I would like to confess that I support the government in its desire to reform the judiciary. There I said it. No turning back. I would, however, greatly appreciate not being demonized and my views totally distorted. It is completely astonishing that in a debate so crucial for the future of Israel, I have not heard anybody, in any way, properly describe my views. For those who believe in judicial reform, demonization, distortion and outright lying of their position is astounding!
I would like to begin by clearly explaining what my views are NOT. I am referring to claims alleged and repeated too many times. I am not making anything up. Let us begin then with an enumeration of some of the most slanderous accusations being made.

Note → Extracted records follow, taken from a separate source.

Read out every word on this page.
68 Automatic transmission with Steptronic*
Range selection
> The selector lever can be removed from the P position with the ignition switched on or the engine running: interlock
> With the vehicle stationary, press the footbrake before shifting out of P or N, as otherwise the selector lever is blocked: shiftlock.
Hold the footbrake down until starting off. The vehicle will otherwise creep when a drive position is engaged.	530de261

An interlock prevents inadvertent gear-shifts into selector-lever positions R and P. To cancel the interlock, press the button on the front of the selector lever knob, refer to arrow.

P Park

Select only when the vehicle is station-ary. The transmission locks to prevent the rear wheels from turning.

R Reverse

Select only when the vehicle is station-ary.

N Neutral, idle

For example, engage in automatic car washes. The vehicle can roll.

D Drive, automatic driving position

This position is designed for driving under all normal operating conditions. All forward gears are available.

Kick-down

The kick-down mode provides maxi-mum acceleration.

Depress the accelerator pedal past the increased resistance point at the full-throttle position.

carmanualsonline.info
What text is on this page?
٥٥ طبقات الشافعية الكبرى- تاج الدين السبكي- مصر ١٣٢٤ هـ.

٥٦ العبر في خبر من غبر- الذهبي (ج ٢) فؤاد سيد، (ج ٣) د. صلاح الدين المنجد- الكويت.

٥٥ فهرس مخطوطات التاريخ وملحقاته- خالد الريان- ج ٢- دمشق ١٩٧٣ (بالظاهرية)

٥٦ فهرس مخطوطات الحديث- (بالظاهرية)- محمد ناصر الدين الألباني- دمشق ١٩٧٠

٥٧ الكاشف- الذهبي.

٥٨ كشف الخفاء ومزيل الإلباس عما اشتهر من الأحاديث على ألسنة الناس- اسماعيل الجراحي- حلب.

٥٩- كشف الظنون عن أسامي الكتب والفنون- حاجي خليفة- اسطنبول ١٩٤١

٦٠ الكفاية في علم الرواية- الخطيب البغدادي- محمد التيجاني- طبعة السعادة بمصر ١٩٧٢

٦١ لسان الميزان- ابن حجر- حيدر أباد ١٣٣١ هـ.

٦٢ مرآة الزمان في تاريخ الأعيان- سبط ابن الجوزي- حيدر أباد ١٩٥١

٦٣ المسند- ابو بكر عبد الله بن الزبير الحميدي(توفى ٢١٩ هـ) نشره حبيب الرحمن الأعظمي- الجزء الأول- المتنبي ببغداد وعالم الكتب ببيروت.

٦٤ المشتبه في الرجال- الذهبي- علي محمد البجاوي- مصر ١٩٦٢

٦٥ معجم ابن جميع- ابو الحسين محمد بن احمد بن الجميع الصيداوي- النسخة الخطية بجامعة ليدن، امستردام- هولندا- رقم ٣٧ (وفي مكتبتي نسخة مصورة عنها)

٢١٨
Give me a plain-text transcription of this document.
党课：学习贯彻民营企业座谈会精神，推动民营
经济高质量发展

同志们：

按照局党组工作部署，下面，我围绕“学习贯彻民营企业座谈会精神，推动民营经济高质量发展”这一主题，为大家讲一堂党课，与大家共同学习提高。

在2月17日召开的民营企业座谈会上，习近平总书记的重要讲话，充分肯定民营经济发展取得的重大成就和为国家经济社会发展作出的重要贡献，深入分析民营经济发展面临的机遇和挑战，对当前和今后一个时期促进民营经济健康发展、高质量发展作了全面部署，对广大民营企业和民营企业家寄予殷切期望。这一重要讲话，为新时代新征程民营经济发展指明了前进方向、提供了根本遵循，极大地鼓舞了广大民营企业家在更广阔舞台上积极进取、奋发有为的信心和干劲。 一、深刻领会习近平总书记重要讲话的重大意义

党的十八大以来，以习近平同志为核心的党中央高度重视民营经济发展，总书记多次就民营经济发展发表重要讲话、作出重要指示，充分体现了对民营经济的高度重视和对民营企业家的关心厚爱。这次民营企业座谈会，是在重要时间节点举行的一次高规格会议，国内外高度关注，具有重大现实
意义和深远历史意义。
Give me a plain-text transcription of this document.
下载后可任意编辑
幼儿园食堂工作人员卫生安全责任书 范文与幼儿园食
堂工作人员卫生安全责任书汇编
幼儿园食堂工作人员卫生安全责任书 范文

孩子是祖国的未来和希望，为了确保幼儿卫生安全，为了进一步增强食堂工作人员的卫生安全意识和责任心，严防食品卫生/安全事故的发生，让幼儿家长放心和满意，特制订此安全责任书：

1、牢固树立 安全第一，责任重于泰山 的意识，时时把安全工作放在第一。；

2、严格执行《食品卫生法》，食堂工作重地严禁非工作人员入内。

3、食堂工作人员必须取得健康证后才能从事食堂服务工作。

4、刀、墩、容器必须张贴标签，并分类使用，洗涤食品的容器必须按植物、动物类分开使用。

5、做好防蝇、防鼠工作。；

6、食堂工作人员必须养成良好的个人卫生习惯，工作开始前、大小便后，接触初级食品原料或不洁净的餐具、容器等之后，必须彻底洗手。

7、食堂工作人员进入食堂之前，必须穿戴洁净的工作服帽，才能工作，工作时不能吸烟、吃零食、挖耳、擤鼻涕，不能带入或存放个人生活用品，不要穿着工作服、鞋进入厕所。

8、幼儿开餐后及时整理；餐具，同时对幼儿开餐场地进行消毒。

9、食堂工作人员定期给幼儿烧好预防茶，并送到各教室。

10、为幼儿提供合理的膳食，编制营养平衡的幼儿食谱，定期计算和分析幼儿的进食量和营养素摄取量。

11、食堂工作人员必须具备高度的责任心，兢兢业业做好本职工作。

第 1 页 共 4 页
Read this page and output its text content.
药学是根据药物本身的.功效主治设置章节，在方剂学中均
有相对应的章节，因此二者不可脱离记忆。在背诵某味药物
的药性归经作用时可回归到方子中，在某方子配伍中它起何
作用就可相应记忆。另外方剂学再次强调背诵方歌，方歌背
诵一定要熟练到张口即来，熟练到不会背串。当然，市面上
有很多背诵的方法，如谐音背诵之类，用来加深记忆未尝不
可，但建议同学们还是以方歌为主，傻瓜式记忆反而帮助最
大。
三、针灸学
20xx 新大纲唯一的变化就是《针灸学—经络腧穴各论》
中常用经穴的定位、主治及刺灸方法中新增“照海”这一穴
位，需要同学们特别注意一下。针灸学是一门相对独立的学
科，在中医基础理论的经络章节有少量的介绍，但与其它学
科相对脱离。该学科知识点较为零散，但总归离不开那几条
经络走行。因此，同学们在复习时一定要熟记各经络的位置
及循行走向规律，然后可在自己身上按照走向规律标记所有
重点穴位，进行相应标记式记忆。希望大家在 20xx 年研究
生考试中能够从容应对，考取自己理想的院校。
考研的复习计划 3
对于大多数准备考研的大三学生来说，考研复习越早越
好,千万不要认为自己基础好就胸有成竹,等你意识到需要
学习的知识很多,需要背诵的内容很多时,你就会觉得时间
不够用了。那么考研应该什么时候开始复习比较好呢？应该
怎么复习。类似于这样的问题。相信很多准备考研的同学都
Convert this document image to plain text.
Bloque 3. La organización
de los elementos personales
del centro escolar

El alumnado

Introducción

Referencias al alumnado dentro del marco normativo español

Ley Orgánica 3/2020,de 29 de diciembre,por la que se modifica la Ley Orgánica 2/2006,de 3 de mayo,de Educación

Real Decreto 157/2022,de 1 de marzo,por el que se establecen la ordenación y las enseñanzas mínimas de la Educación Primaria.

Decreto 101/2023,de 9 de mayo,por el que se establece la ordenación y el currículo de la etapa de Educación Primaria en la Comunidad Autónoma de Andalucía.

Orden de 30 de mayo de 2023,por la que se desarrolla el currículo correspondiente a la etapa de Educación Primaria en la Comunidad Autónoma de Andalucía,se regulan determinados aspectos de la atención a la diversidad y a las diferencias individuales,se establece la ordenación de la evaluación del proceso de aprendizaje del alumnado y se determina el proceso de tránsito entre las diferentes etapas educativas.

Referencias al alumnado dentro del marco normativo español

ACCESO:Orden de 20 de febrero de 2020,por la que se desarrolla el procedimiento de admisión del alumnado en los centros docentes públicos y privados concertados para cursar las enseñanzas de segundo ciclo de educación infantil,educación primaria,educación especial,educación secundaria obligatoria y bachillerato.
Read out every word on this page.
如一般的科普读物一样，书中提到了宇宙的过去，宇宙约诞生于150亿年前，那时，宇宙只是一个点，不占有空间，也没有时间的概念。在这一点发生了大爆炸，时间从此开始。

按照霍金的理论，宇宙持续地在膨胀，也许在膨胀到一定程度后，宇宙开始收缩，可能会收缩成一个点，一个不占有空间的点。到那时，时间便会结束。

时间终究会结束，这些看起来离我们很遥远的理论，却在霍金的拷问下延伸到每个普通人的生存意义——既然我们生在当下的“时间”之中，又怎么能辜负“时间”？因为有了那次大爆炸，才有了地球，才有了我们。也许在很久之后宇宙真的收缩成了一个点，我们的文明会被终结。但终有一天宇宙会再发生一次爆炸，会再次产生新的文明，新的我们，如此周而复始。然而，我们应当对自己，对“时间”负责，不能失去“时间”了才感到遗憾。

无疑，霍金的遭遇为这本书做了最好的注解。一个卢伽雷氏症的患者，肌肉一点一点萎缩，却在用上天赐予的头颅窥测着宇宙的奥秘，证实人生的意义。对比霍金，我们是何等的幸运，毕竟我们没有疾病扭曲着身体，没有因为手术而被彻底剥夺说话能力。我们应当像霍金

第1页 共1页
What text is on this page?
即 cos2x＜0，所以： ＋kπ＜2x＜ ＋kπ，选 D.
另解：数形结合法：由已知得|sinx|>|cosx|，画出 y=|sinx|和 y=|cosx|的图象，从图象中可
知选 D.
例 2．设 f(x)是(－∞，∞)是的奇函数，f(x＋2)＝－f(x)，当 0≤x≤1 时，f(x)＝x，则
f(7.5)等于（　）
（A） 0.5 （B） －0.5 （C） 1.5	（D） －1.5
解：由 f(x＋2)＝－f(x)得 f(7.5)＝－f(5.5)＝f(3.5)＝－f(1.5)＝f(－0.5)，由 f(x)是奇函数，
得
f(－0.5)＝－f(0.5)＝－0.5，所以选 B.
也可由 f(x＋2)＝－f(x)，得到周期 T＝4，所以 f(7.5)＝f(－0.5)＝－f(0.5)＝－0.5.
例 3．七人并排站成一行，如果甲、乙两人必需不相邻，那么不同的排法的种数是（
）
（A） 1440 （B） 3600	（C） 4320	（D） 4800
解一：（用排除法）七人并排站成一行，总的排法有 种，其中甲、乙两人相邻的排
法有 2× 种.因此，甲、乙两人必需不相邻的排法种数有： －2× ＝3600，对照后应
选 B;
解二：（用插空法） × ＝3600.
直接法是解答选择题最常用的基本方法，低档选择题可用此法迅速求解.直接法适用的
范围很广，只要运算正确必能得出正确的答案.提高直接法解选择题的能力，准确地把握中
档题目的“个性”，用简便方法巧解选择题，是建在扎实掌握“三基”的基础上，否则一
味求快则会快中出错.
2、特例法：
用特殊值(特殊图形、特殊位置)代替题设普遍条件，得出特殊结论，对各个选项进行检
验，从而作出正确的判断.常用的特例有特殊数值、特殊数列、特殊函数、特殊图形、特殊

I categorically deny that I am a fascist. I believe in democracy. I love democracy. In Canada, where I lived for the first 20 years of my life, I voted in every election, usually for middle of the road candidates, sometimes right of center, at times left of center. The same is true of Israel. I feel silly pointing this out, but I’ve always supported democracy and am totally against dictatorship. Please stop calling me a supporter of dictatorship.
I repeat, I am not a fascist. I do not believe in absolute government power! On the contrary, I believe in a government where each branch plays its role. Yes, that includes the judiciary. If any branch of government oversteps its boundaries it must be reined in. That includes the government and the judiciary.
In fact, in order to attain this fundamentally crucial balance, I would be willing to give up the current government reform program which I support. But only on one condition. That we adopt the model of any government in the English-speaking countries or in Western Europe. I am willing to accept any Western democracy’s relationship with its judiciary if it would lead to peace within our beloved country.
I’ve been living in Israel for approximately 50 years, arriving here as a youth. Does the present discourse (or lack of discourse more appropriately) represent a departure from previous historical debates? Absolutely not! I regret to say that the current discourse has been very typical of the way debates have been handled in Israel forever. Even threatening to leave the country or not serve in its Armed Forces threatening its very existence, has been employed in the past; in the first Lebanon war. The tactics of demonization and distortion have always been utilized from the very beginning of Israel’s history. And where there is demonization and distortion no debate can exist. When no debate exists, only one recourse is left-a power struggle.
And that’s what’s happening today: the government is using power; the opposition is using power. This is true of both sides of debate. The government forces its laws down the throat of the Knesset. The opposition makes insane threats to destroy us. In an ideal world, I would advocate waiting until things were calmer and have a real discussion of the issues. Unfortunately, that’s not the way of Israeli politics. Threats and power are what dominate. And the dance continues.